長寿社会となり、介護は避けては通れない課題である。このような状況下、夜の介護環境で最も重要なアイテムの1つが照明であると考えている。しかし、手すりやバリアフリーといった住宅改修に比べ、介護に果たす照明の重要さを理解している方は、とても少ないのが現状である。
橋田氏は、1992年に照明塾を立ち上げ、現在は手作り照明教室を運営している。2005年からは、心のケアが必要な医療や介護の現場にあかりを届ける「あかりバンク」を立ち上げ、2012年には大阪のこどもホスピスに100点以上の照明を、2021年には横浜こどもホスピスに「あかりのおうち」を寄付した。その他、活動をまとめた書籍「あかりの学校」の発刊、重度心身障がい者の病院であかり展等も行ってきた。

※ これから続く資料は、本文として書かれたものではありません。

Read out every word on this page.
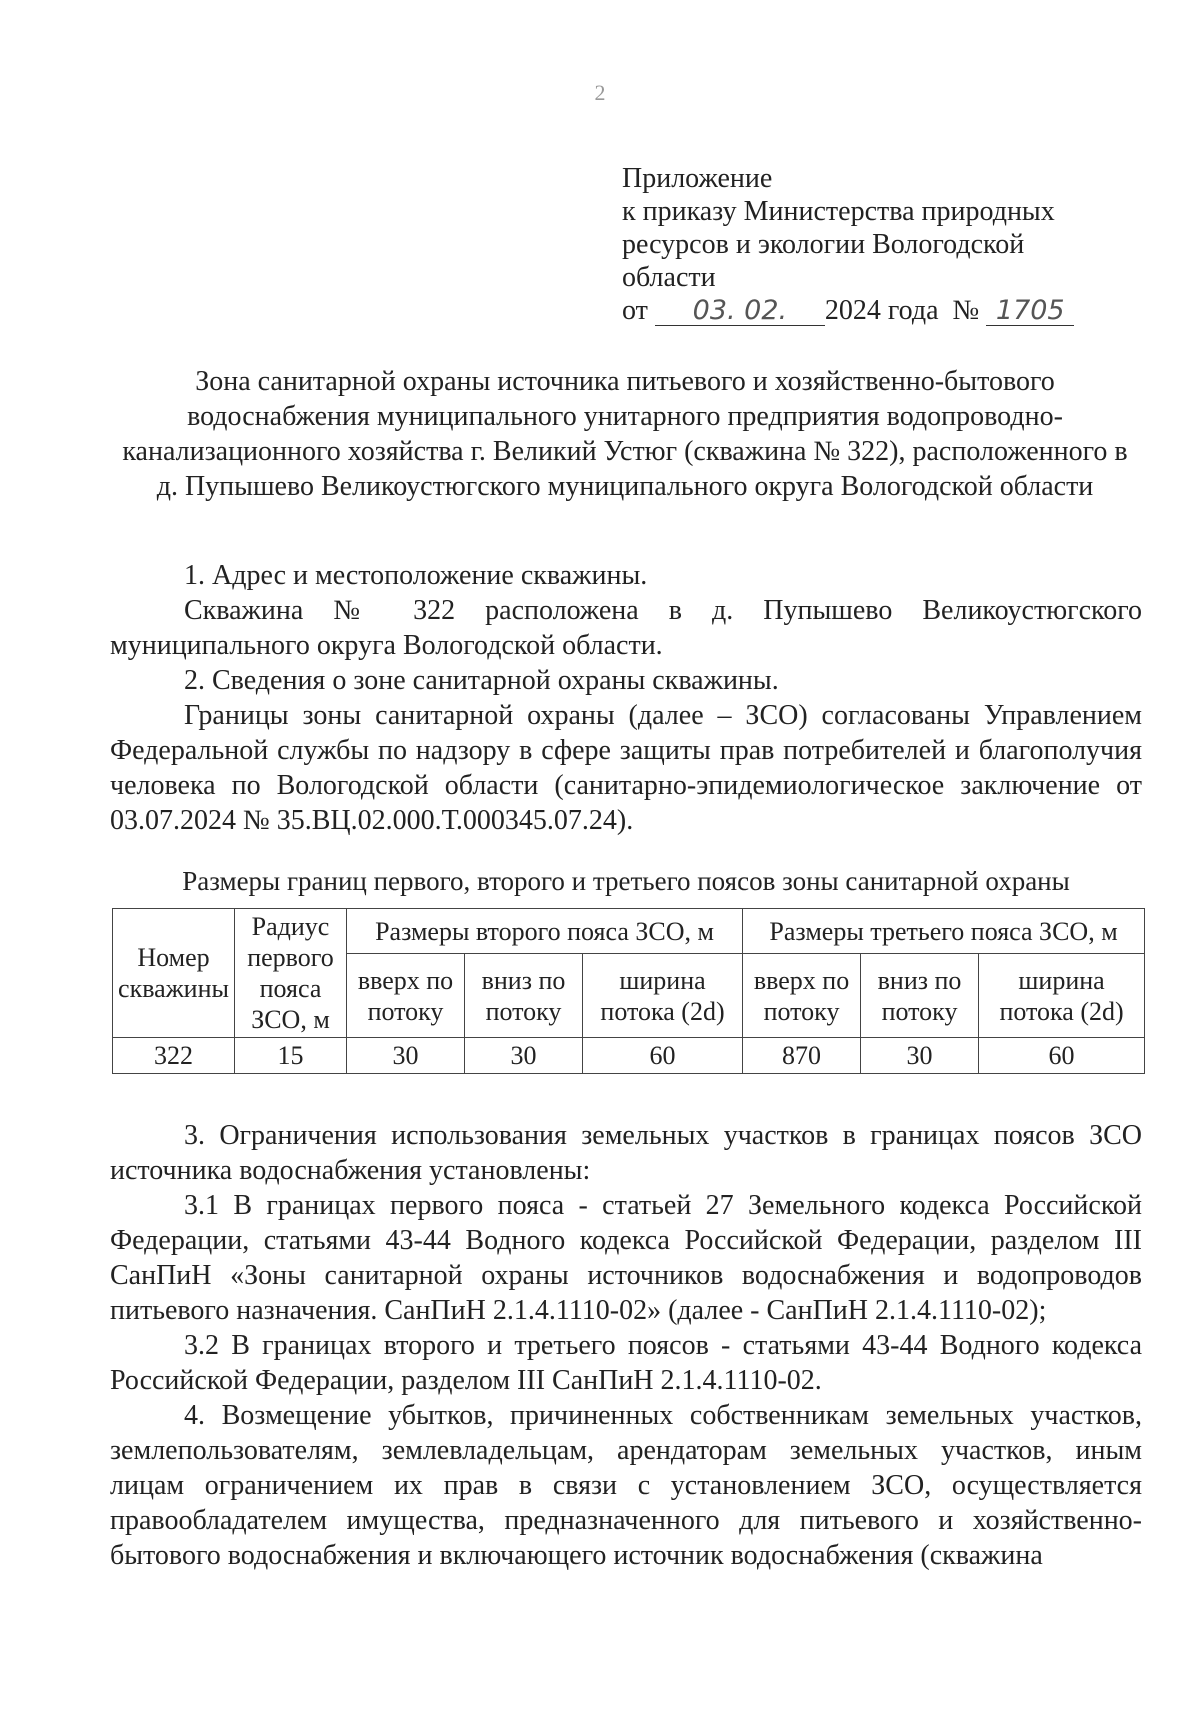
2
Приложение
к приказу Министерства природных
ресурсов и экологии Вологодской
области
от 03. 02. 2024 года № 1705
Зона санитарной охраны источника питьевого и хозяйственно-бытового
водоснабжения муниципального унитарного предприятия водопроводно-
канализационного хозяйства г. Великий Устюг (скважина № 322), расположенного в
д. Пупышево Великоустюгского муниципального округа Вологодской области

1. Адрес и местоположение скважины.

Скважина № 322 расположена в д. Пупышево Великоустюгского муниципального округа Вологодской области.

2. Сведения о зоне санитарной охраны скважины.

Границы зоны санитарной охраны (далее – ЗСО) согласованы Управлением Федеральной службы по надзору в сфере защиты прав потребителей и благополучия человека по Вологодской области (санитарно-эпидемиологическое заключение от 03.07.2024 № 35.ВЦ.02.000.Т.000345.07.24).

Размеры границ первого, второго и третьего поясов зоны санитарной охраны
Номер скважины	Радиус первого пояса ЗСО, м	Размеры второго пояса ЗСО, м			Размеры третьего пояса ЗСО, м		
		вверх по потоку	вниз по потоку	ширина потока (2d)	вверх по потоку	вниз по потоку	ширина потока (2d)
322	15	30	30	60	870	30	60

3. Ограничения использования земельных участков в границах поясов ЗСО источника водоснабжения установлены:

3.1 В границах первого пояса - статьей 27 Земельного кодекса Российской Федерации, статьями 43-44 Водного кодекса Российской Федерации, разделом III СанПиН «Зоны санитарной охраны источников водоснабжения и водопроводов питьевого назначения. СанПиН 2.1.4.1110-02» (далее - СанПиН 2.1.4.1110-02);

3.2 В границах второго и третьего поясов - статьями 43-44 Водного кодекса Российской Федерации, разделом III СанПиН 2.1.4.1110-02.

4. Возмещение убытков, причиненных собственникам земельных участков, землепользователям, землевладельцам, арендаторам земельных участков, иным лицам ограничением их прав в связи с установлением ЗСО, осуществляется правообладателем имущества, предназначенного для питьевого и хозяйственно-бытового водоснабжения и включающего источник водоснабжения (скважина
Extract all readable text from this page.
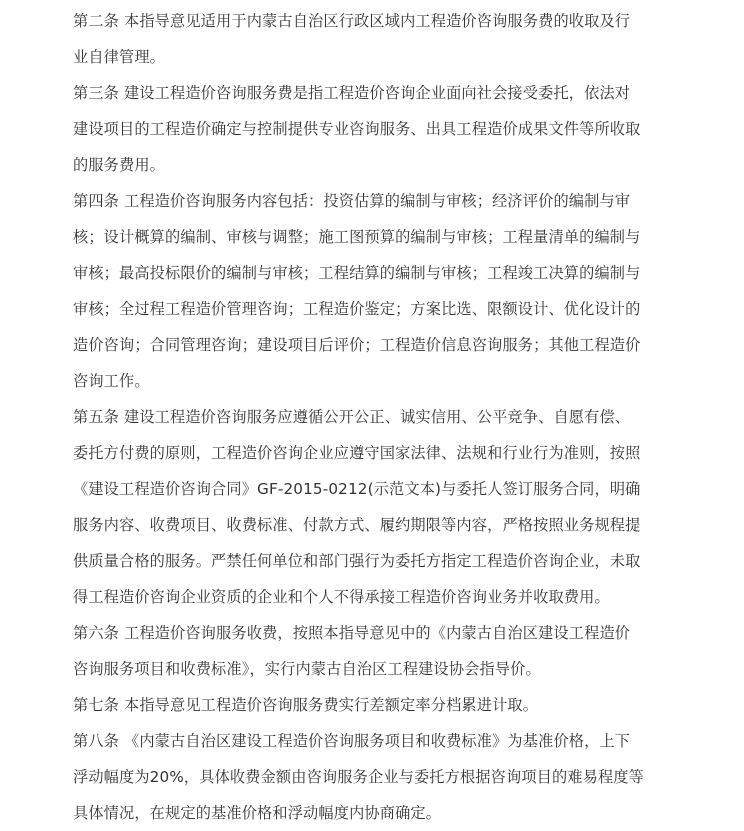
第二条 本指导意见适用于内蒙古自治区行政区域内工程造价咨询服务费的收取及行
业自律管理。
第三条 建设工程造价咨询服务费是指工程造价咨询企业面向社会接受委托，依法对
建设项目的工程造价确定与控制提供专业咨询服务、出具工程造价成果文件等所收取
的服务费用。
第四条 工程造价咨询服务内容包括：投资估算的编制与审核；经济评价的编制与审
核；设计概算的编制、审核与调整；施工图预算的编制与审核；工程量清单的编制与
审核；最高投标限价的编制与审核；工程结算的编制与审核；工程竣工决算的编制与
审核；全过程工程造价管理咨询；工程造价鉴定；方案比选、限额设计、优化设计的
造价咨询；合同管理咨询；建设项目后评价；工程造价信息咨询服务；其他工程造价
咨询工作。
第五条 建设工程造价咨询服务应遵循公开公正、诚实信用、公平竞争、自愿有偿、
委托方付费的原则，工程造价咨询企业应遵守国家法律、法规和行业行为准则，按照
《建设工程造价咨询合同》GF-2015-0212(示范文本)与委托人签订服务合同，明确
服务内容、收费项目、收费标准、付款方式、履约期限等内容，严格按照业务规程提
供质量合格的服务。严禁任何单位和部门强行为委托方指定工程造价咨询企业，未取
得工程造价咨询企业资质的企业和个人不得承接工程造价咨询业务并收取费用。
第六条 工程造价咨询服务收费，按照本指导意见中的《内蒙古自治区建设工程造价
咨询服务项目和收费标准》，实行内蒙古自治区工程建设协会指导价。
第七条 本指导意见工程造价咨询服务费实行差额定率分档累进计取。
第八条 《内蒙古自治区建设工程造价咨询服务项目和收费标准》为基准价格，上下
浮动幅度为20%，具体收费金额由咨询服务企业与委托方根据咨询项目的难易程度等
具体情况，在规定的基准价格和浮动幅度内协商确定。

これまでの活動でわかったことは、介護が必要な状態になった人にとっては、天井の照明(直接照明)は眩しく、睡眠や体内時計にも大きな影響を与えているということである。ところが介護する側の人にとって、その影響の大きさはほとんど認識されていない。私たちが行ったあかりのリノベーション例を紹介すると、医療的ケアが必要なこどものいる住宅のケースで、間接照明とあかりの組み合わせにより、直接照明と比して影ができにくく介護がしやすい、こどもの顔色がよくわかり体調管理がしやすい、まぶしくないのでこどもが落ちつく等の効果がみられている。更には、子どもと同じ部屋で過ごしている家族もくつろぐことができたという。
この照明手法は介護のための照明ということを考えたものだが、実は日常的に暮らしの質を高めるということにもつながる。また、災害発生時においては、あかりは命を守り、避難所では不安を和らげ、仮設住宅(応急住宅)では、孤独を和らげ、そして、復興時には、賑わいをつくることもできる。これは、あかり作りがまちづくりにも活かせる可能性を秘めているということでもある。
世の中にこの活動を根付かせるためには、ビジネス化することが大事であると考えており、今回の研究会をつうじて共創ができればと考えている。